Soler pinta una galería de personajes dañados pero llenos de dignidad
Pero estos ancianos de Soler están aún muy vivos. Y aunque ya la salud no les acompañe y vaya irremediablemente descontando el tiempo que les queda, aún guardan dentro de sí rebeldía, anhelos, esperanzas y deseos de recobrar una libertad, aunque sea ilusoria, y una aventura final en la quemar las naves.
Soler pinta una galería de personajes dañados pero llenos de dignidad dispuestos a protagonizar su particular “rebelión a bordo”: escapan de la residencia en una furgoneta que no saben que es robada y buscan comprar un loft (que tampoco saben lo que es) en la costa, con un dinero ganado en la lotería por otro de los residentes (que muere sin llegar a conocer su suerte), con la esperanza y el anhelo de respirar un aire libre a la orilla del mar , y morir si es preciso con las botas puestas y libres.
La novela de Soler tiene un riguroso tono cinematográfico (y no nos extrañaría verla algún día anunciada en las pantallas), pero sin renunciar en absoluto a su carácter eminentemente literario, al uso de recursos narrativos muy variados y a un estilo muy singular, muy propio, que Soler ha cultivado con mimo desde que irrumpiera en el panorama literario español de los ochenta, con novelas como “El grito” o “El sueño de Torba”.
Soler ha batallado también por la dignidad y las pensiones de los escritores jubilados.
A lo largo de toda la novela, Soler hace un panegírico de la vejez, no porque pretenda vendernos la falsa y falaz idea de que es “la mejor época de la vida”, sino porque página a página nos va demostrando los vivos que están sus viejos, lo mucho que son capaces de hacer, lo mucho que aún pueden enseñar, los increíbles valores que atesoran, cómo una sociedad que los arrincona y olvida se está castrando a sí mima, esta dilapidando una enorme fortuna, está renegando de una de sus partes más valiosas.

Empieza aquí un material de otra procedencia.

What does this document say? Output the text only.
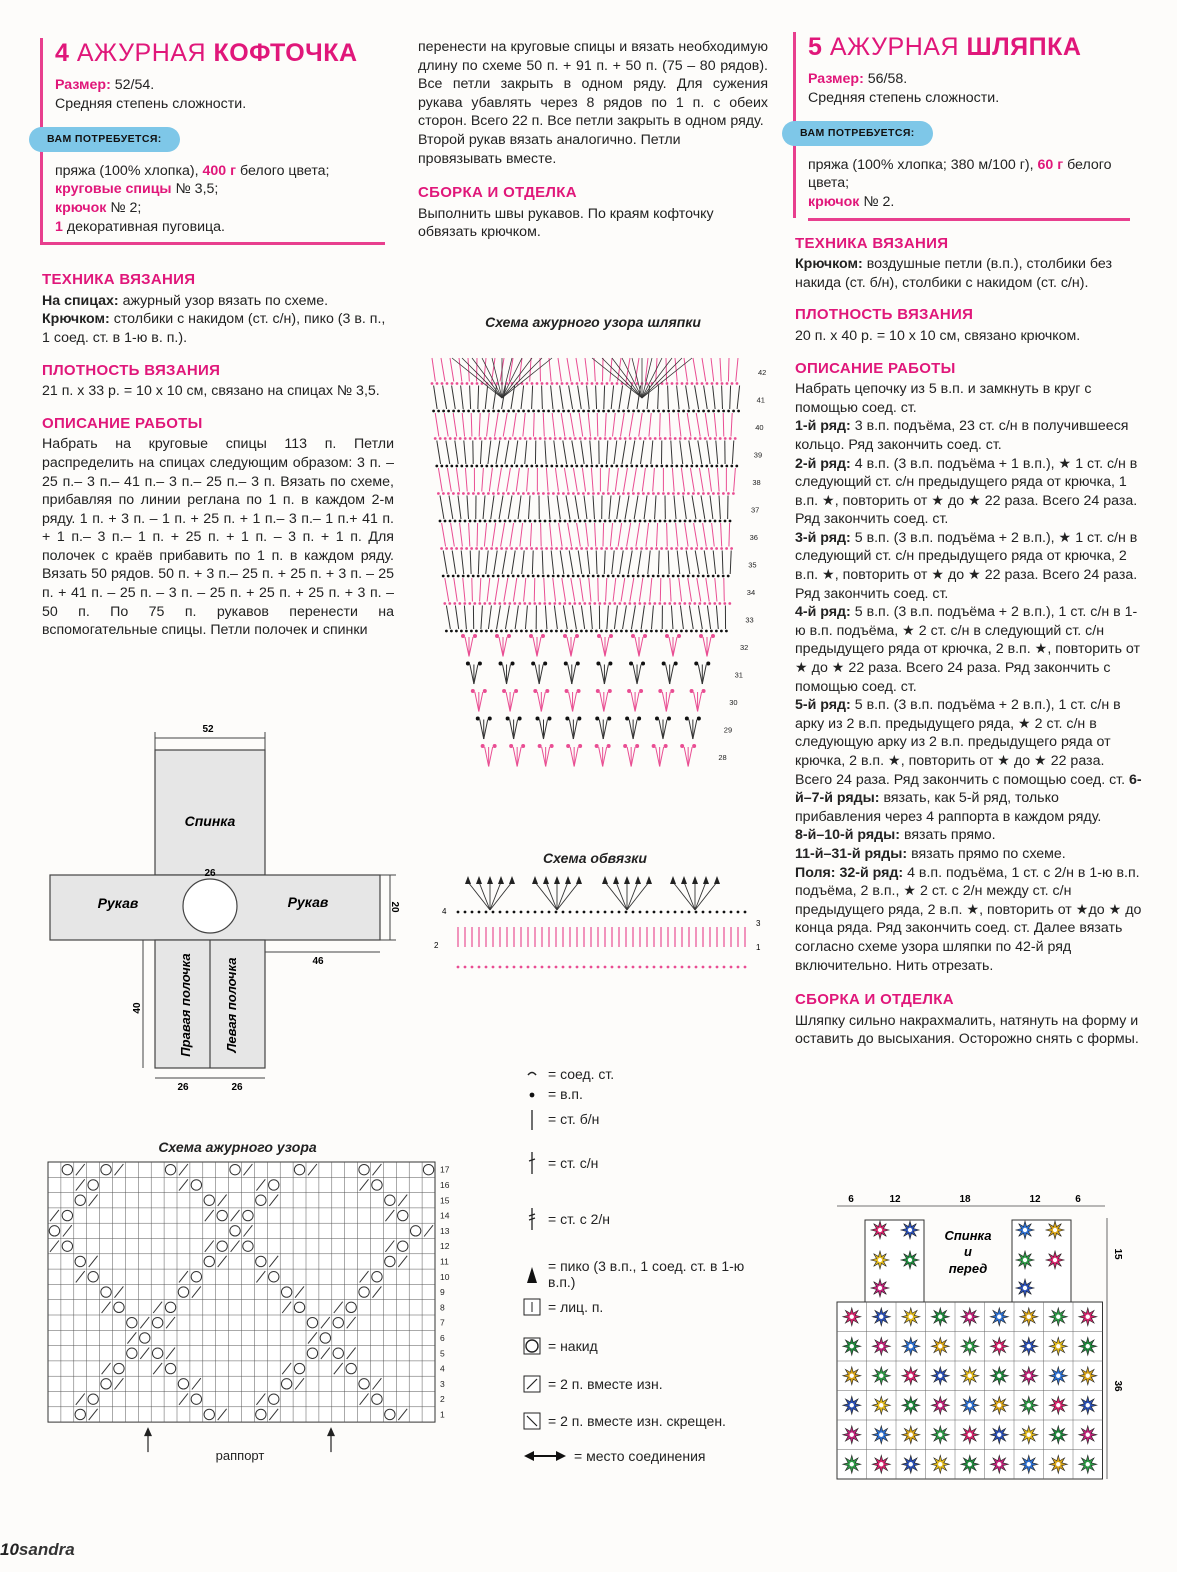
4 АЖУРНАЯ КОФТОЧКА

Размер: 52/54.

Средняя степень сложности.

ВАМ ПОТРЕБУЕТСЯ:

пряжа (100% хлопка), 400 г белого цвета;

круговые спицы № 3,5;

крючок № 2;

1 декоративная пуговица.

ТЕХНИКА ВЯЗАНИЯ

На спицах: ажурный узор вязать по схеме.

Крючком: столбики с накидом (ст. с/н), пико (3 в. п., 1 соед. ст. в 1-ю в. п.).

ПЛОТНОСТЬ ВЯЗАНИЯ

21 п. х 33 р. = 10 х 10 см, связано на спицах № 3,5.

ОПИСАНИЕ РАБОТЫ

Набрать на круговые спицы 113 п. Петли распределить на спицах следующим образом: 3 п. – 25 п.– 3 п.– 41 п.– 3 п.– 25 п.– 3 п. Вязать по схеме, прибавляя по линии реглана по 1 п. в каждом 2-м ряду. 1 п. + 3 п. – 1 п. + 25 п. + 1 п.– 3 п.– 1 п.+ 41 п. + 1 п.– 3 п.– 1 п. + 25 п. + 1 п. – 3 п. + 1 п. Для полочек с краёв прибавить по 1 п. в каждом ряду. Вязать 50 рядов. 50 п. + 3 п.– 25 п. + 25 п. + 3 п. – 25 п. + 41 п. – 25 п. – 3 п. – 25 п. + 25 п. + 25 п. + 3 п. – 50 п. По 75 п. рукавов перенести на вспомогательные спицы. Петли полочек и спинки

52
Спинка
Рукав	Рукав
26
20
46
40	Правая полочка Левая полочка
26	26
Схема ажурного узора
17
16
15
14
13
12
11
10
9
8
7
6
5
4
3
2
1
раппорт

перенести на круговые спицы и вязать необходимую длину по схеме 50 п. + 91 п. + 50 п. (75 – 80 рядов). Все петли закрыть в одном ряду. Для сужения рукава убавлять через 8 рядов по 1 п. с обеих сторон. Всего 22 п. Все петли закрыть в одном ряду.

Второй рукав вязать аналогично. Петли провязывать вместе.

СБОРКА И ОТДЕЛКА

Выполнить швы рукавов. По краям кофточку обвязать крючком.

Схема ажурного узора шляпки
42
41
40
39
38
37
36
35
34
33
32
31
30
29
28
Схема обвязки
4
2
3
1
= соед. ст.
= в.п.
= ст. б/н
= ст. с/н
= ст. с 2/н
= пико (3 в.п., 1 соед. ст. в 1-ю в.п.)
= лиц. п.
= накид
= 2 п. вместе изн.
= 2 п. вместе изн. скрещен.
= место соединения
5 АЖУРНАЯ ШЛЯПКА

Размер: 56/58.

Средняя степень сложности.

ВАМ ПОТРЕБУЕТСЯ:

пряжа (100% хлопка; 380 м/100 г), 60 г белого цвета;

крючок № 2.

ТЕХНИКА ВЯЗАНИЯ

Крючком: воздушные петли (в.п.), столбики без накида (ст. б/н), столбики с накидом (ст. с/н).

ПЛОТНОСТЬ ВЯЗАНИЯ

20 п. х 40 р. = 10 х 10 см, связано крючком.

ОПИСАНИЕ РАБОТЫ

Набрать цепочку из 5 в.п. и замкнуть в круг с помощью соед. ст.

1-й ряд: 3 в.п. подъёма, 23 ст. с/н в получившееся кольцо. Ряд закончить соед. ст.

2-й ряд: 4 в.п. (3 в.п. подъёма + 1 в.п.), ★ 1 ст. с/н в следующий ст. с/н предыдущего ряда от крючка, 1 в.п. ★, повторить от ★ до ★ 22 раза. Всего 24 раза. Ряд закончить соед. ст.

3-й ряд: 5 в.п. (3 в.п. подъёма + 2 в.п.), ★ 1 ст. с/н в следующий ст. с/н предыдущего ряда от крючка, 2 в.п. ★, повторить от ★ до ★ 22 раза. Всего 24 раза. Ряд закончить соед. ст.

4-й ряд: 5 в.п. (3 в.п. подъёма + 2 в.п.), 1 ст. с/н в 1-ю в.п. подъёма, ★ 2 ст. с/н в следующий ст. с/н предыдущего ряда от крючка, 2 в.п. ★, повторить от ★ до ★ 22 раза. Всего 24 раза. Ряд закончить с помощью соед. ст.

5-й ряд: 5 в.п. (3 в.п. подъёма + 2 в.п.), 1 ст. с/н в арку из 2 в.п. предыдущего ряда, ★ 2 ст. с/н в следующую арку из 2 в.п. предыдущего ряда от крючка, 2 в.п. ★, повторить от ★ до ★ 22 раза. Всего 24 раза. Ряд закончить с помощью соед. ст. 6-й–7-й ряды: вязать, как 5-й ряд, только прибавления через 4 раппорта в каждом ряду.

8-й–10-й ряды: вязать прямо.

11-й–31-й ряды: вязать прямо по схеме.

Поля: 32-й ряд: 4 в.п. подъёма, 1 ст. с 2/н в 1-ю в.п. подъёма, 2 в.п., ★ 2 ст. с 2/н между ст. с/н предыдущего ряда, 2 в.п. ★, повторить от ★до ★ до конца ряда. Ряд закончить соед. ст. Далее вязать согласно схеме узора шляпки по 42-й ряд включительно. Нить отрезать.

СБОРКА И ОТДЕЛКА

Шляпку сильно накрахмалить, натянуть на форму и оставить до высыхания. Осторожно снять с формы.

6	12	18	12	6
Спинка
и
перед
15
36
10sandra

Pero Rafael Soler no se ha limitado a escribir esta novela para poner en valor la vejez. Como vicepresidente de ACE, la Asociación Colegial de Escritores de España, ha batallado muchos años porque los escritores tengan unas pensiones dignas y puedan compatibilizar el cobro de la pensión de jubilación con los derechos de autor que les corresponden por las obras publicadas durante toda su vida. Una tarea absolutamente necesaria, porque al igual que otros artistas, tanto del cine como del teatro, pintores, escultores, guionistas, traductores, etc., dado el carácter de sus actividades, suelen haber cotizado pocos años y de manera irregular, lo que suele abocarlos a cobrar en miles de casos pensiones asistenciales y mínimas, cayendo en la pobreza y el abandono. Soler ha estado todos estos años en esta batalla, también por la dignidad y las pensiones de los escritores jubilados.